Um what do I uh what do I feel like? If I just stall long enough, both these things will die and I'm out free. Um actually now I feel pressured. Shit, that one's gone too. Oh no, just a wide. I legitimately too much anxiety now. Um what do I feel? My season is. I don't know. So I am constantly afraid that oh, that one died too. Now it's just audio. It's just audio. We gotta finish. I'm gonna cut it off on YouTube and we can point people to the audio podcast. Savage, bro. No way. Go go check out the podcast. Look at you. Um well now the pressure is gone. That's nice. Um a little red light. So I'm I constantly feel like I'm just like one thing happening away from everything crumbling. Like every like, you know, I finally feel like there's a little bit of like stability, and you know, it's a very unfamiliar feeling. Yeah. And so I feel yeah, I mean, I feel like I'm just somebody's blowing at the and everything's just gonna fall apart.
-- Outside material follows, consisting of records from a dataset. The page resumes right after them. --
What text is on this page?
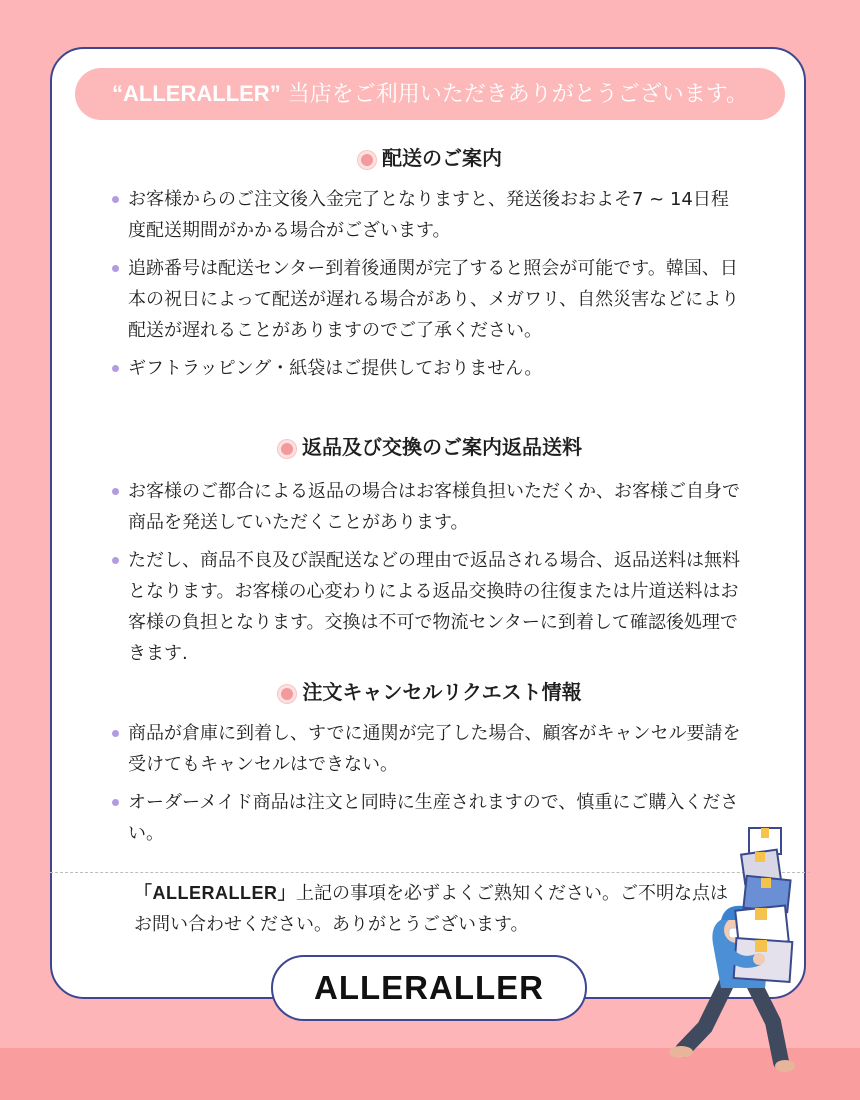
“ALLERALLER” 当店をご利用いただきありがとうございます。
配送のご案内
お客様からのご注文後入金完了となりますと、発送後おおよそ7 ~ 14日程度配送期間がかかる場合がございます。
追跡番号は配送センター到着後通関が完了すると照会が可能です。韓国、日本の祝日によって配送が遅れる場合があり、メガワリ、自然災害などにより配送が遅れることがありますのでご了承ください。
ギフトラッピング・紙袋はご提供しておりません。
返品及び交換のご案内返品送料
お客様のご都合による返品の場合はお客様負担いただくか、お客様ご自身で商品を発送していただくことがあります。
ただし、商品不良及び誤配送などの理由で返品される場合、返品送料は無料となります。お客様の心変わりによる返品交換時の往復または片道送料はお客様の負担となります。交換は不可で物流センターに到着して確認後処理できます.
注文キャンセルリクエスト情報
商品が倉庫に到着し、すでに通関が完了した場合、顧客がキャンセル要請を受けてもキャンセルはできない。
オーダーメイド商品は注文と同時に生産されますので、慎重にご購入ください。
「ALLERALLER」上記の事項を必ずよくご熟知ください。ご不明な点はお問い合わせください。ありがとうございます。
ALLERALLER
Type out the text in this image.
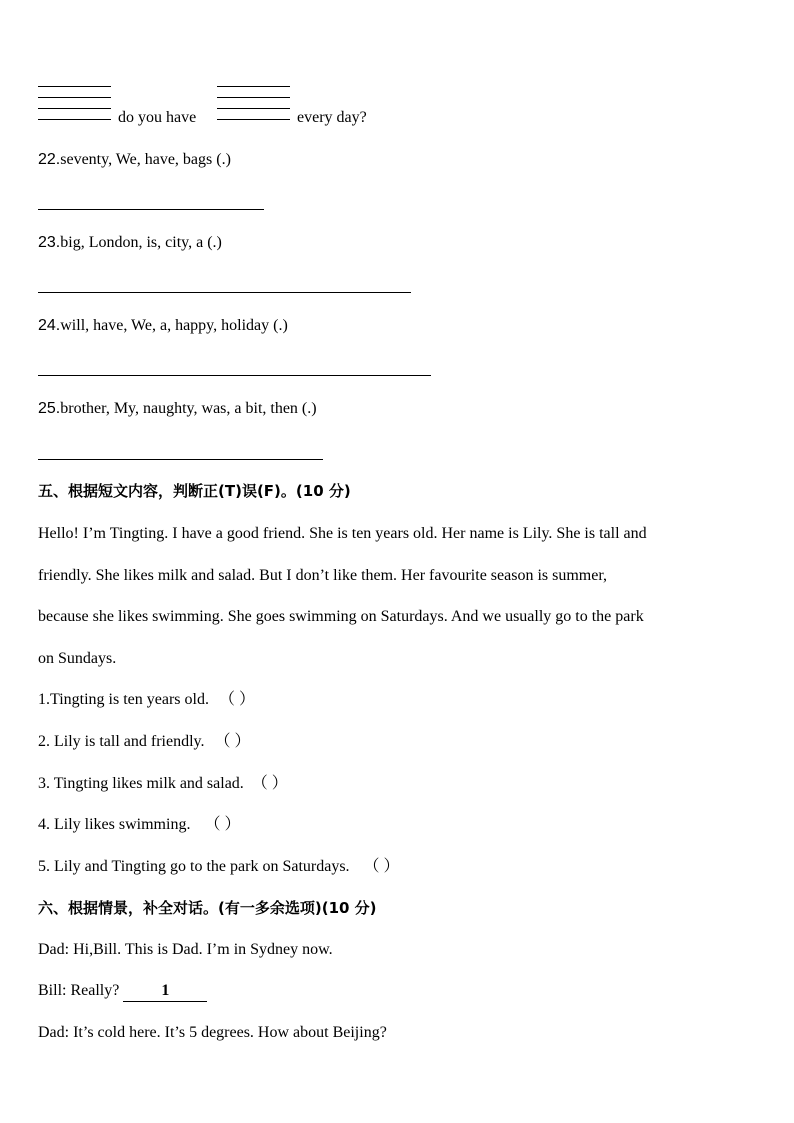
do you have	every day?
22.seventy, We, have, bags (.)
23.big, London, is, city, a (.)
24.will, have, We, a, happy, holiday (.)
25.brother, My, naughty, was, a bit, then (.)
五、根据短文内容，判断正(T)误(F)。(10 分)
Hello! I’m Tingting. I have a good friend. She is ten years old. Her name is Lily. She is tall and
friendly. She likes milk and salad. But I don’t like them. Her favourite season is summer,
because she likes swimming. She goes swimming on Saturdays. And we usually go to the park
on Sundays.
1.Tingting is ten years old. （ ）
2. Lily is tall and friendly. （ ）
3. Tingting likes milk and salad. （ ）
4. Lily likes swimming. （ ）
5. Lily and Tingting go to the park on Saturdays. （ ）
六、根据情景，补全对话。(有一多余选项)(10 分)
Dad: Hi,Bill. This is Dad. I’m in Sydney now.
Bill: Really? 1
Dad: It’s cold here. It’s 5 degrees. How about Beijing?
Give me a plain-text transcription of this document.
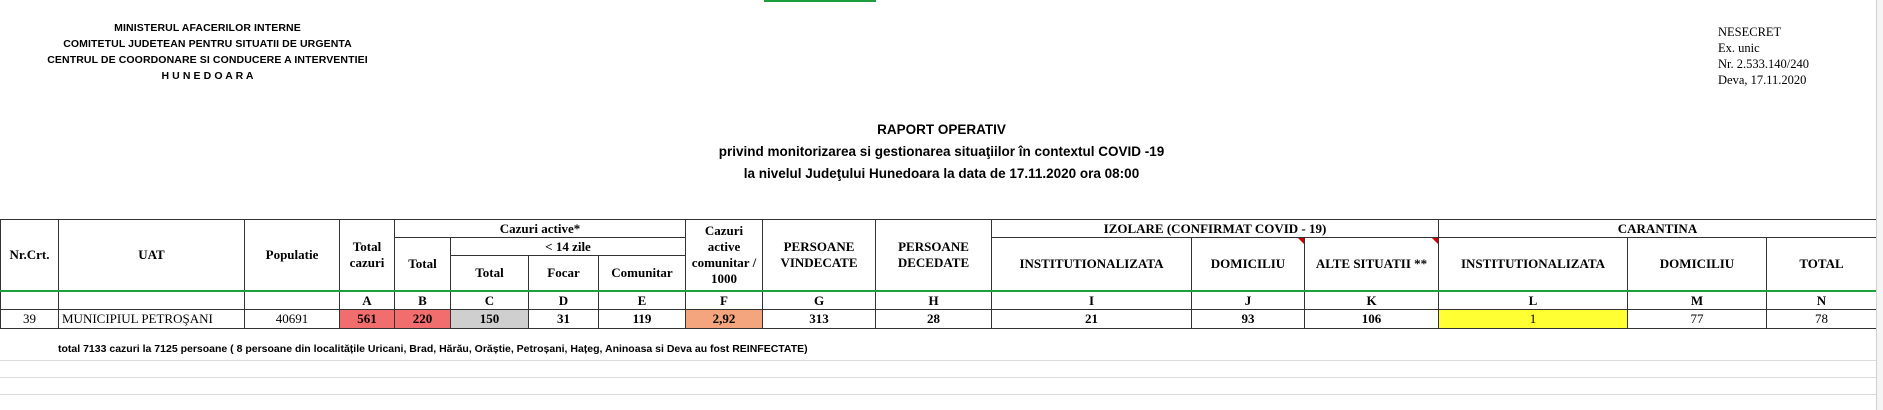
MINISTERUL AFACERILOR INTERNE
COMITETUL JUDETEAN PENTRU SITUATII DE URGENTA
CENTRUL DE COORDONARE SI CONDUCERE A INTERVENTIEI
H U N E D O A R A
NESECRET
Ex. unic
Nr. 2.533.140/240
Deva, 17.11.2020
RAPORT OPERATIV
privind monitorizarea si gestionarea situaţiilor în contextul COVID -19
la nivelul Judeţului Hunedoara la data de 17.11.2020 ora 08:00
Nr.Crt.	UAT	Populatie	Total cazuri	Cazuri active*				Cazuri active comunitar / 1000	PERSOANE VINDECATE	PERSOANE DECEDATE	IZOLARE (CONFIRMAT COVID - 19)			CARANTINA		
				Total	< 14 zile						INSTITUTIONALIZATA	DOMICILIU	ALTE SITUATII **	INSTITUTIONALIZATA	DOMICILIU	TOTAL
					Total	Focar	Comunitar									
			A	B	C	D	E	F	G	H	I	J	K	L	M	N
39	MUNICIPIUL PETROŞANI	40691	561	220	150	31	119	2,92	313	28	21	93	106	1	77	78
total 7133 cazuri la 7125 persoane ( 8 persoane din localitățile Uricani, Brad, Hărău, Orăștie, Petroșani, Hațeg, Aninoasa si Deva au fost REINFECTATE)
House of cards. Yeah, I don't think that's true. Yeah, but I think that's true, you know?

SPEAKER_03:

There's no making sense.

SPEAKER_01:

It just wrapped up that writing. So there is a constant fear there, and I'm trying to get past that and put that out of my head. Yeah. Um I mean, on the other side of that though, there is a glimpse at just space to do what I want to do. So that's somewhere between those two extremes. Everything is inches away from falling into a million pieces and shattering, and then space to make what I want to make. I don't even know if that makes sense. Nothing makes it makes sense to me, but yeah. No, I hear you. Yeah, that's all that matters. So we'll see what we'll see what happens. Get this weather station.

SPEAKER_03:

Oh, dude, it's gonna be so good. I hope that then monitor better work. We're gonna figure it out. If I have to I just don't want to like get all the stuff and then hook it up and we're like oh it might be.

SPEAKER_01:

That's why Amazon, yeah, yeah. Smoke comes out, catches the curtains on fire, burns down the studio. It was so it just it was gonna be so perfect. Well, we did two hours. Holy shit. Uh 30 minutes of it was us eating Indian food. Whatever.

SPEAKER_03:

So thanks for listening to us eat and tink our spoons on our bowls. Thank you to our Doordash driver. That's right. Who forgot my mango, Lassie? Son of a bitch. She's not even paying attention. No clue. Two stars. Two stars. Two stars, no tip.

SPEAKER_01:

Two stars, no tip. They already get a driver's fee.

SPEAKER_03:

It's fine. We're gonna request a different Doordasher next time.

SPEAKER_00:

It had been a golden afternoon, and I remember having the familiar conviction that life was beginning over again with the summer experience.